Globalement, l’ITIE au Cameroun souffre d’un problème de gouvernance interne en ce qui concerne le respect des exigences du protocole ITIE et de coordination globale. Le Conseil d’Administration estime alors qu’il faut améliorer la gouvernance de l’ITIE au Cameroun pour accroître l’impact.

  • Actions à entreprendre : par où commencer ?

La réflexion sur les actions à entreprendre semble engagée si l’on s’en tient au DECRET N° 2024/00165 PM du 31 Jan 2024 portant réorganisation et fonctionnement du Comité de suivi de la mise en œuvre de l’Initiative pour la Transparence dans les Industries Extractives qui intervient un mois avant la suspension comme un signal de l’engagement du Gouvernement à éviter la radiation.

De façon plus opérationnelle, trois orientations peuvent être envisagées :

Premier orientation : résoudre les problèmes de conformité notamment en ce qui concerne la composition de la société civile et la divulgation des informations disponibles et attendues dans le cadre de l’ITIE. Dans ce volet il est également urgent de s’approprier la norme 2023 plus exigeante en matière de propriété effective et de transition énergétique. Les rôles de la société civile sont fortement interpellés comme ceux des entités publiques pertinentes en matière de transparence notamment le ministère des finances (Trésor et budget) le ministère en charge des mines, la Société Nationale des Hydrocarbures (SNH), la Société Nationale des Mines (SONAMINES) et l’Institut National des Statistiques (INS).

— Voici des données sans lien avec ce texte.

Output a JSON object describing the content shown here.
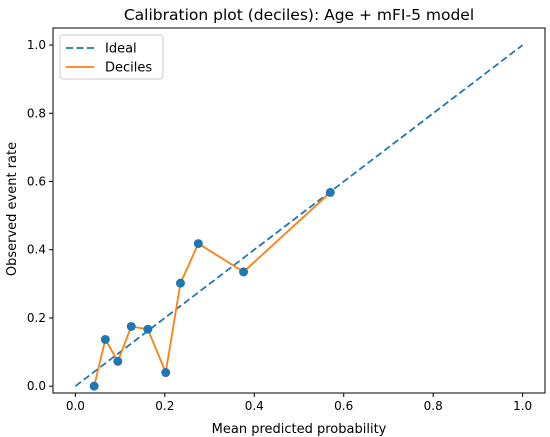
{
  "chart_data": {
    "type": "line",
    "title": "Calibration plot (deciles): Age + mFI-5 model",
    "xlabel": "Mean predicted probability",
    "ylabel": "Observed event rate",
    "xlim": [
      -0.05,
      1.05
    ],
    "ylim": [
      -0.02,
      1.05
    ],
    "xticks": [
      0.0,
      0.2,
      0.4,
      0.6,
      0.8,
      1.0
    ],
    "yticks": [
      0.0,
      0.2,
      0.4,
      0.6,
      0.8,
      1.0
    ],
    "xtick_labels": [
      "0.0",
      "0.2",
      "0.4",
      "0.6",
      "0.8",
      "1.0"
    ],
    "ytick_labels": [
      "0.0",
      "0.2",
      "0.4",
      "0.6",
      "0.8",
      "1.0"
    ],
    "grid": false,
    "legend_position": "top-left",
    "series": [
      {
        "name": "Ideal",
        "style": "dashed",
        "color": "#1f77b4",
        "x": [
          0.0,
          1.0
        ],
        "y": [
          0.0,
          1.0
        ]
      },
      {
        "name": "Deciles",
        "style": "solid",
        "color": "#ff7f0e",
        "marker_color": "#1f77b4",
        "x": [
          0.042,
          0.067,
          0.095,
          0.125,
          0.162,
          0.202,
          0.235,
          0.275,
          0.376,
          0.57
        ],
        "y": [
          0.0,
          0.137,
          0.073,
          0.175,
          0.167,
          0.04,
          0.302,
          0.418,
          0.335,
          0.568
        ]
      }
    ]
  }
}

Deuxième orientation : agir sur les questions politiques et législatives comme l’élaboration et divulgation des processus de désignation des membres dans le comité ITIE. Le décret de janvier est la première réponse à cette préoccupation, reste à mettre en place des outils opérationnels pour faciliter l’action ; assurer la régulation juridique : révision de la loi de 2018 sur le code de transparence et de bonne gouvernance et le décret sur le code minier pour y introduire les exigences ITIE. Il est également question d’actualiser le décret de l’ITIE pour y introduire les normes de 2023. Dans cette option la question du rattachement du Comité n’est pas banale. Les évaluations sont adressées au Gouvernement et c’est lui qui en assume toutes les conséquences en terme d’image et d’attractivité économique et diplomatique, on pourrait donc envisager le rattachement du comité au premier ministère ou à la Présidence de la République avec l’une des entreprises extractives importantes en guise de responsabilité opérationnelle (SNH ou SONAMINES).

Troisième orientation : améliorer la coordination technique. Il s’agit de disposer d’un secrétariat technique efficace à même d’assurer que ce qui doit être fait se fasse. Ceci exige un choix adéquat des responsables du secrétariat technique, la mise à disposition des moyens techniques et financiers pour la mise en œuvre du plan ITIE et le suivi des trois composantes. Il est aussi question de lever tous les goulots d’étranglement en ce qui concerne les jeux d’acteurs et les comportements opportunistes de ceux-ci.


[1] RFI, Cameroun Tribune, Ecomatin, Journal du Cameroun, un journaliste sur LinkedIn, Investir Cameroun. 

2 réponses à “Suspension du Cameroun de l’ITIE : Silence coupable ?”

  1. « les jeux d’acteurs et les comportements opportunistes » sont dans l’ADN de ce régime. Imaginez-vous un seul instant qu’ils pourront publier la liste effective des bénéficiaires des permis miniers ? Ça, jamais. C’est eux-mêmes ! Go ahead ma Prof. Excellent début de semaine

  2. Bonsoir et merci beaucoup Professeure pour toutes vos publications qui enrichissent davantage nos connaissances sur l’actualité du Cameroun.